Patients with atrial fibrillation could reduce the risk of dementia by taking stroke prevention medications, according to recommendations published online today in EP Europace, a European Society of Cardiology journal, and presented at EHRA 2018. The international consensus document was also published in HeartRhythm, the official journal of the Heart Rhythm Society (HRS), and Journal of Arrhythmia, the official journal of the Japanese Heart Rhythm Society (JHRS) and the Asia Pacific Heart Rhythm Society (APHRS).
The expert consensus statement on arrhythmias and cognitive function was developed by the European Heart Rhythm Association (EHRA), a branch of the European Society of Cardiology (ESC); the Heart Rhythm Society (HRS); the Asia Pacific Heart Rhythm Society (APHRS); and the Latin American Heart Rhythm Society (LAHRS).
Heart rhythm disorders (arrhythmias), as well as some procedures undertaken to treat them, can increase the risk of cognitive decline and dementia. The international consensus document was written for doctors specialising in arrhythmias and aims to raise awareness of the risks of cognitive impairment and dementia and how to reduce them.
The document states that atrial fibrillation is associated with a higher risk for cognitive impairment and dementia, even in the absence of apparent stroke. This may be because atrial fibrillation is linked with a more than two-fold risk of silent strokes. The accumulation of silent strokes and the associated brain injuries over time may contribute to cognitive impairment.

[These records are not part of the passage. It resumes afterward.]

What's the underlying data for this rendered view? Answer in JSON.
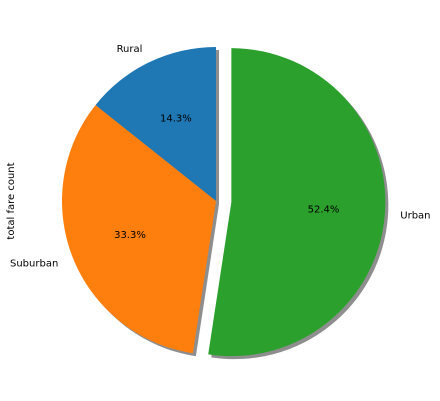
{
  "chart_data": {
    "type": "pie",
    "title": "",
    "xlabel": "",
    "ylabel": "total fare count",
    "categories": [
      "Rural",
      "Suburban",
      "Urban"
    ],
    "values": [
      14.3,
      33.3,
      52.4
    ],
    "value_labels": [
      "14.3%",
      "33.3%",
      "52.4%"
    ],
    "colors": [
      "#1f77b4",
      "#ff7f0e",
      "#2ca02c"
    ],
    "explode": [
      0,
      0,
      0.1
    ],
    "start_angle_deg": 90,
    "shadow": true,
    "legend": false,
    "grid": false
  }
}
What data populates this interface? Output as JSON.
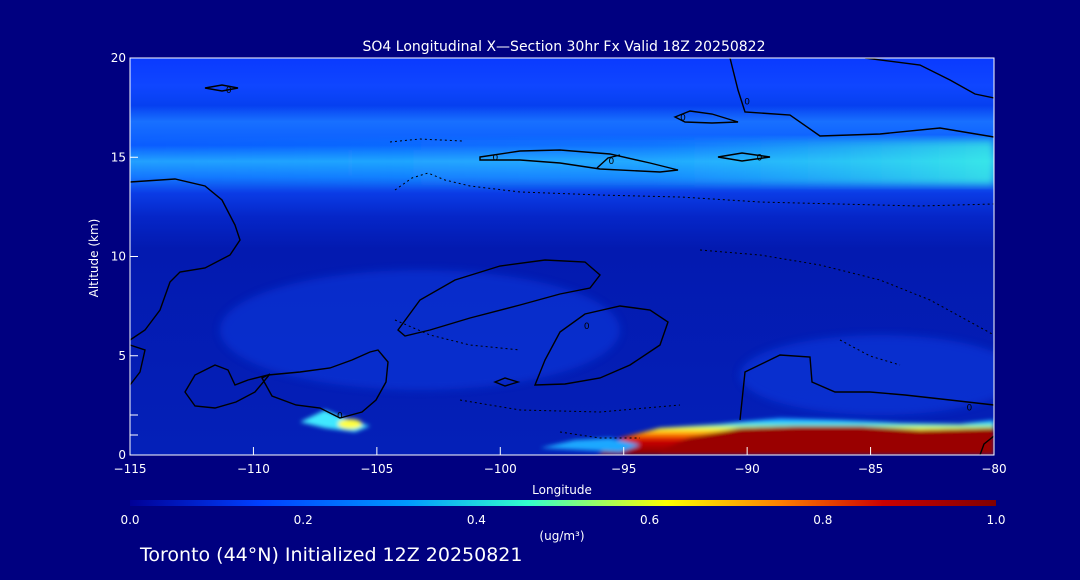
{
  "chart_data": {
    "type": "heatmap",
    "title": "SO4 Longitudinal X—Section 30hr  Fx Valid 18Z 20250822",
    "xlabel": "Longitude",
    "ylabel": "Altitude (km)",
    "xlim": [
      -115,
      -80
    ],
    "ylim": [
      0,
      20
    ],
    "x_ticks": [
      -115,
      -110,
      -105,
      -100,
      -95,
      -90,
      -85,
      -80
    ],
    "x_tick_labels": [
      "−115",
      "−110",
      "−105",
      "−100",
      "−95",
      "−90",
      "−85",
      "−80"
    ],
    "y_ticks": [
      0,
      5,
      10,
      15,
      20
    ],
    "y_tick_labels": [
      "0",
      "5",
      "10",
      "15",
      "20"
    ],
    "colorbar": {
      "min": 0.0,
      "max": 1.0,
      "ticks": [
        0.0,
        0.2,
        0.4,
        0.6,
        0.8,
        1.0
      ],
      "tick_labels": [
        "0.0",
        "0.2",
        "0.4",
        "0.6",
        "0.8",
        "1.0"
      ],
      "unit_label": "(ug/m³)",
      "colors": [
        "#000096",
        "#0033ff",
        "#0099ff",
        "#33ffcc",
        "#ffff00",
        "#ff8000",
        "#cc0000",
        "#800000"
      ]
    },
    "concentration_bands": [
      {
        "alt_range": [
          19,
          20
        ],
        "value": 0.1
      },
      {
        "alt_range": [
          17,
          18
        ],
        "value": 0.12
      },
      {
        "alt_range": [
          15.5,
          17
        ],
        "value": 0.2
      },
      {
        "alt_range": [
          14,
          15.5
        ],
        "value": 0.25
      },
      {
        "alt_range": [
          12,
          14
        ],
        "value": 0.08
      },
      {
        "alt_range": [
          0,
          12
        ],
        "value": 0.03
      }
    ],
    "hotspots": [
      {
        "lon_range": [
          -95,
          -80
        ],
        "alt_range": [
          0.1,
          1.6
        ],
        "value": 0.95
      },
      {
        "lon_range": [
          -108,
          -104
        ],
        "alt_range": [
          0.8,
          1.8
        ],
        "value": 0.45
      },
      {
        "lon_range": [
          -97,
          -94
        ],
        "alt_range": [
          0.2,
          0.8
        ],
        "value": 0.25
      }
    ],
    "contour_labels": [
      {
        "text": "0",
        "lon": -111,
        "alt": 18.4
      },
      {
        "text": "0",
        "lon": -92.6,
        "alt": 17.0
      },
      {
        "text": "0",
        "lon": -90,
        "alt": 17.8
      },
      {
        "text": "0",
        "lon": -100.2,
        "alt": 15.0
      },
      {
        "text": "0",
        "lon": -95.5,
        "alt": 14.8
      },
      {
        "text": "0",
        "lon": -89.5,
        "alt": 15.0
      },
      {
        "text": "0",
        "lon": -96.5,
        "alt": 6.5
      },
      {
        "text": "0",
        "lon": -106.5,
        "alt": 2.0
      },
      {
        "text": "0",
        "lon": -81,
        "alt": 2.4
      }
    ],
    "footer": "Toronto (44°N) Initialized 12Z 20250821"
  }
}
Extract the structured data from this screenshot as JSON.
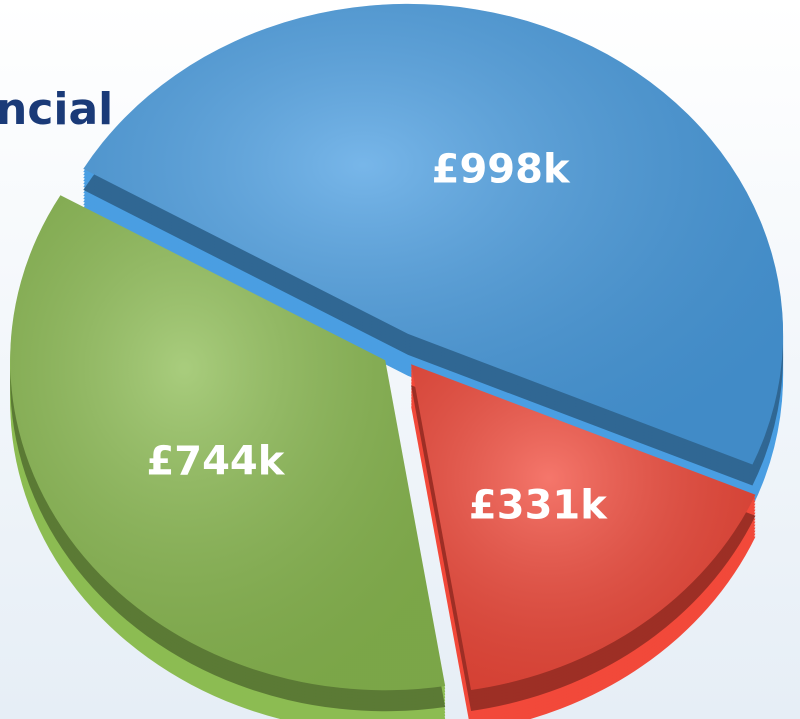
{
  "chart_data": {
    "type": "pie",
    "title": "ncial",
    "values": [
      998,
      331,
      744
    ],
    "value_labels": [
      "£998k",
      "£331k",
      "£744k"
    ],
    "colors": [
      "#4a9ee2",
      "#f2493a",
      "#8cbc52"
    ]
  }
}
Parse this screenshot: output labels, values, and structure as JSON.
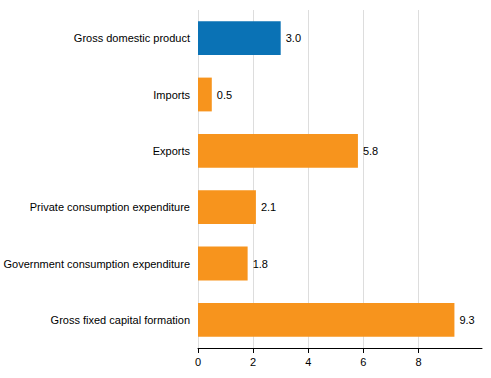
{
  "chart_data": {
    "type": "bar",
    "orientation": "horizontal",
    "categories": [
      "Gross domestic product",
      "Imports",
      "Exports",
      "Private consumption expenditure",
      "Government consumption expenditure",
      "Gross fixed capital formation"
    ],
    "values": [
      3,
      0.5,
      5.8,
      2.1,
      1.8,
      9.3
    ],
    "value_labels": [
      "3.0",
      "0.5",
      "5.8",
      "2.1",
      "1.8",
      "9.3"
    ],
    "colors": [
      "#0a72b5",
      "#f7941d",
      "#f7941d",
      "#f7941d",
      "#f7941d",
      "#f7941d"
    ],
    "xlim": [
      0,
      10.3
    ],
    "xticks": [
      0,
      2,
      4,
      6,
      8
    ],
    "grid": true,
    "data_labels": true
  }
}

Stroke prevention with oral anticoagulant drugs is the main priority in the management of patients with atrial fibrillation. The consensus document says that oral anticoagulation may reduce the risk of dementia.
Adopting a healthy lifestyle may also reduce the risk of cognitive decline in patients with atrial fibrillation. This includes not smoking and preventing or controlling hypertension, obesity, diabetes, and sleep apnoea.
“Patients with atrial fibrillation may be able to reduce their risk of cognitive impairment and dementia by taking their oral anticoagulation medication and having a healthy lifestyle,” said Dr Nikolaos Dagres, lead author and consultant, Department of Electrophysiology, Heart Centre Leipzig, Germany.
The document also reviews the association between other arrhythmias and cognitive dysfunction, including post-cardiac arrest, in patients with cardiac implantable devices such as implantable cardioverter defibrillators (ICDs) and pacemakers, and ablation procedures.
Treatment of atrial fibrillation with catheter ablation can itself lead to silent strokes and cognitive impairment. To reduce the risk, physicians should follow recommendations for performing ablation and for the management of patients before and after the procedure.
The consensus document notes that physicians may suspect cognitive impairment if a patient’s appearance or behaviour changes—for example, if appointments are missed. Family members should be asked for collateral information. If suspicions are confirmed, the consensus document recommends tools to conduct an objective assessment of cognitive function.
The paper highlights gaps in knowledge and areas for further research. These include, for instance, how to identify atrial fibrillation patients at increased risk of cognitive impairment and dementia, the effect of rhythm control on cognitive function, and the impact of cardiac resynchronisation therapy (CRT) on cognitive function.